I've done a fair bit of searching and I can't come up with a fix here
A curator snapshot in our cluster has become stuck (around 7TB of data).
About the cluster
- ES 2.4.6
- Running on AWS with the cloud plugin
Here's what I have tried so far
- delete API (obviously fails)
- rolling restart of all nodes
- replaced all nodes with new nodes (data and master), no change
- checked for failed shards on the data nodes, there are none
I am now at a loss, and I am unable to snapshot the indices... Any help?
What version of Curator are you using with Elasticsearch 2.4.6?
Regardless, Curator only makes API calls. If there is a stall, it’s inside Elasticsearch. You might have to clear out a stalled snapshot using other API calls.
Running 4.3.1 curator, any thoughts on that? We understood it was not 'safe' to use later version
Thanks, aware that curator makes the calls only.

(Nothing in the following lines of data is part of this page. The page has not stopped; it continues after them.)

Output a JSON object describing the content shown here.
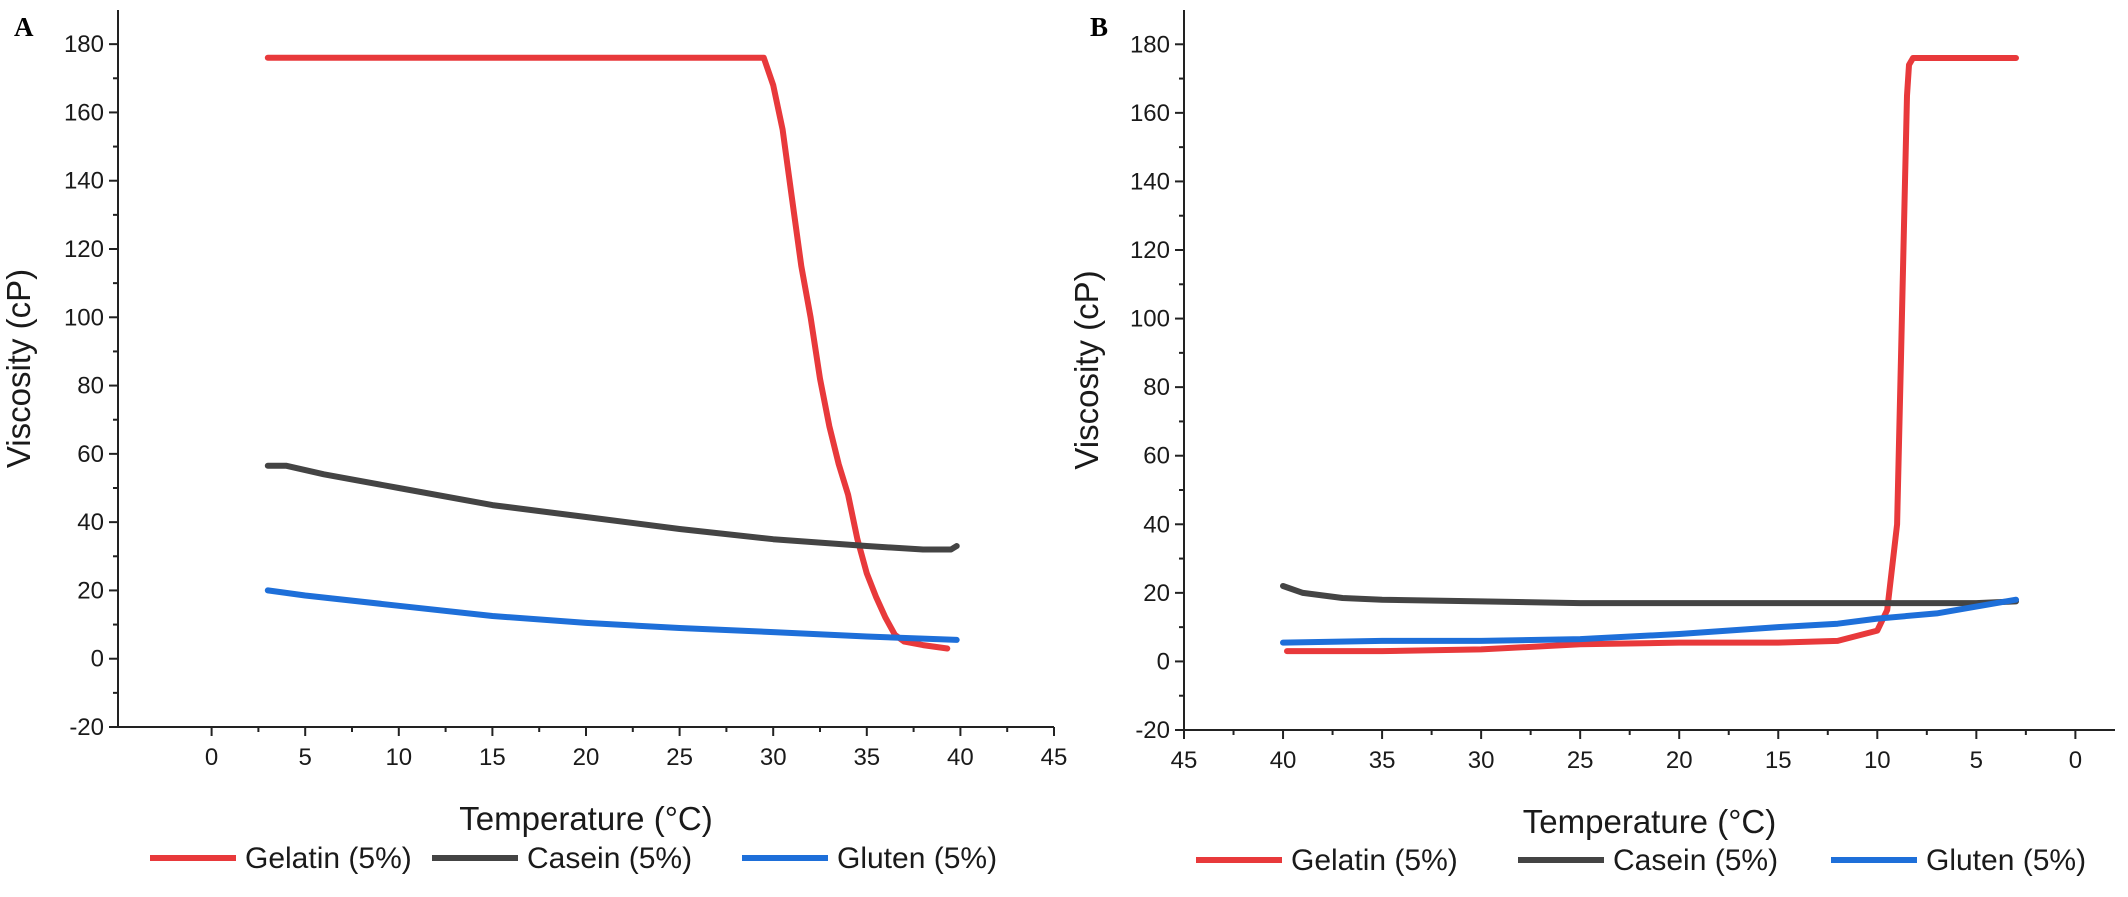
{
  "chart_data": [
    {
      "type": "line",
      "panel_label": "A",
      "xlabel": "Temperature (°C)",
      "ylabel": "Viscosity (cP)",
      "xlim": [
        -5,
        45
      ],
      "ylim": [
        -20,
        190
      ],
      "xticks": [
        0,
        5,
        10,
        15,
        20,
        25,
        30,
        35,
        40,
        45
      ],
      "yticks": [
        -20,
        0,
        20,
        40,
        60,
        80,
        100,
        120,
        140,
        160,
        180
      ],
      "x_reversed": false,
      "legend_position": "bottom",
      "series": [
        {
          "name": "Gelatin (5%)",
          "color": "#e8393b",
          "x": [
            3,
            10,
            20,
            29.5,
            30,
            30.5,
            31,
            31.5,
            32,
            32.5,
            33,
            33.5,
            34,
            34.5,
            35,
            35.5,
            36,
            36.5,
            37,
            38,
            39.3
          ],
          "y": [
            176,
            176,
            176,
            176,
            168,
            155,
            135,
            115,
            100,
            82,
            68,
            57,
            48,
            35,
            25,
            18,
            12,
            7,
            5,
            4,
            3
          ]
        },
        {
          "name": "Casein (5%)",
          "color": "#444444",
          "x": [
            3,
            4,
            6,
            10,
            15,
            20,
            25,
            30,
            35,
            38,
            39.5,
            39.8
          ],
          "y": [
            56.5,
            56.5,
            54,
            50,
            45,
            41.5,
            38,
            35,
            33,
            32,
            32,
            33
          ]
        },
        {
          "name": "Gluten (5%)",
          "color": "#1e6fd9",
          "x": [
            3,
            5,
            10,
            15,
            20,
            25,
            30,
            35,
            39.8
          ],
          "y": [
            20,
            18.5,
            15.5,
            12.5,
            10.5,
            9,
            7.8,
            6.5,
            5.5
          ]
        }
      ]
    },
    {
      "type": "line",
      "panel_label": "B",
      "xlabel": "Temperature (°C)",
      "ylabel": "Viscosity (cP)",
      "xlim": [
        45,
        -2
      ],
      "ylim": [
        -20,
        190
      ],
      "xticks": [
        45,
        40,
        35,
        30,
        25,
        20,
        15,
        10,
        5,
        0
      ],
      "yticks": [
        -20,
        0,
        20,
        40,
        60,
        80,
        100,
        120,
        140,
        160,
        180
      ],
      "x_reversed": true,
      "legend_position": "bottom",
      "series": [
        {
          "name": "Gelatin (5%)",
          "color": "#e8393b",
          "x": [
            39.8,
            35,
            30,
            25,
            20,
            15,
            12,
            10,
            9.5,
            9,
            8.8,
            8.6,
            8.5,
            8.4,
            8.2,
            8,
            5,
            3
          ],
          "y": [
            3,
            3,
            3.5,
            5,
            5.5,
            5.5,
            6,
            9,
            15,
            40,
            90,
            140,
            165,
            174,
            176,
            176,
            176,
            176
          ]
        },
        {
          "name": "Casein (5%)",
          "color": "#444444",
          "x": [
            40,
            39,
            37,
            35,
            30,
            25,
            20,
            15,
            10,
            5,
            3
          ],
          "y": [
            22,
            20,
            18.5,
            18,
            17.5,
            17,
            17,
            17,
            17,
            17,
            17.5
          ]
        },
        {
          "name": "Gluten (5%)",
          "color": "#1e6fd9",
          "x": [
            40,
            35,
            30,
            25,
            20,
            15,
            12,
            10,
            7,
            5,
            3
          ],
          "y": [
            5.5,
            6,
            6,
            6.5,
            8,
            10,
            11,
            12.5,
            14,
            16,
            18
          ]
        }
      ]
    }
  ]
}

At this point, we've exhausted all the API calls that are available
- DELETE won't function when a snapshot is IN PROGRESS
- can't delete a repository when its in progress (snapshotting to S3)
- There are no active tasks or pending tasks
(and as mentioned have tried restarts as well as complete replacements)

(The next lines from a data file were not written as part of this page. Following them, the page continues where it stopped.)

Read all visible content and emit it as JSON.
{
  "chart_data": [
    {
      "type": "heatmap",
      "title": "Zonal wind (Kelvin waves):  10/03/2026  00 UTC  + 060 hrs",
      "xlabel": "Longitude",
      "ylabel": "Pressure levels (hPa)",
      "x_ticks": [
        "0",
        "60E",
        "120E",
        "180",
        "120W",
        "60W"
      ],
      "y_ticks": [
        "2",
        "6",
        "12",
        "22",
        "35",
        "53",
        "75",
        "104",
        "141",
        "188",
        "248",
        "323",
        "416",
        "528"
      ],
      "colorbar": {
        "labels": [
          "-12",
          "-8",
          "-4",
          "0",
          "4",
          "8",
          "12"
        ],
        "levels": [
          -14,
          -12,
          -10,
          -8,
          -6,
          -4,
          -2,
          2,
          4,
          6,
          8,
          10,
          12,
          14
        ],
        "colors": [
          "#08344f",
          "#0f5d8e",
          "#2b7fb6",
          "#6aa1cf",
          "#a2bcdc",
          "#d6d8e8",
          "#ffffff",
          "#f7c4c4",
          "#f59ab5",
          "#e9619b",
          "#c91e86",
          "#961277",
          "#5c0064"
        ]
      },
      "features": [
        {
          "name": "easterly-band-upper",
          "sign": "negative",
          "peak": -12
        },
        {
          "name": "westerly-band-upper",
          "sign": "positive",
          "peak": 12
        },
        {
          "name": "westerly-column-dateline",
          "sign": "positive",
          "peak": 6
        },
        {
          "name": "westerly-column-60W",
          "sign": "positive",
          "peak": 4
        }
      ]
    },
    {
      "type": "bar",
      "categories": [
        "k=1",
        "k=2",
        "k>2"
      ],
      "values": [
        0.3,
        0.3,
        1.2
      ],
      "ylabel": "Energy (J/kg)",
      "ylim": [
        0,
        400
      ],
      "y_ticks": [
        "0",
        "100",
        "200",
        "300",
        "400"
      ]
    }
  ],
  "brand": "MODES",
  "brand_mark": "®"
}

Only thing left I can find any information on is a complete shutdown of the cluster ... which in an active cluster with 3+ searches per second, means downtime certainly
DELETE is the way to stop an IN_PROGRESS snapshot. If that isn’t working, I can only surmise that something else is amiss in the cluster. A full or rolling restart is probably your next step. An upgrade to a newer release is also recommended as the 2.x series is no longer supported. Neither is the 5.x series.
Yes, we had thought so also, but nothing indicates that (_cluster/state shows everything is fine, no ABORTED shards, etc).
_cat/shards also confirms all shards are started
As I mentioned above, I have done a full rolling restart of every node, as well as swapped out every node in the cluster.
Upgrade isn't on the cards right now unfortunately.
Looks like we are now able to DELETE the affected job (despite originally not being able too)
This is approximately 6 hours post complete replacement of the nodes (the time is likely irrelevant)
This topic was automatically closed 28 days after the last reply. New replies are no longer allowed.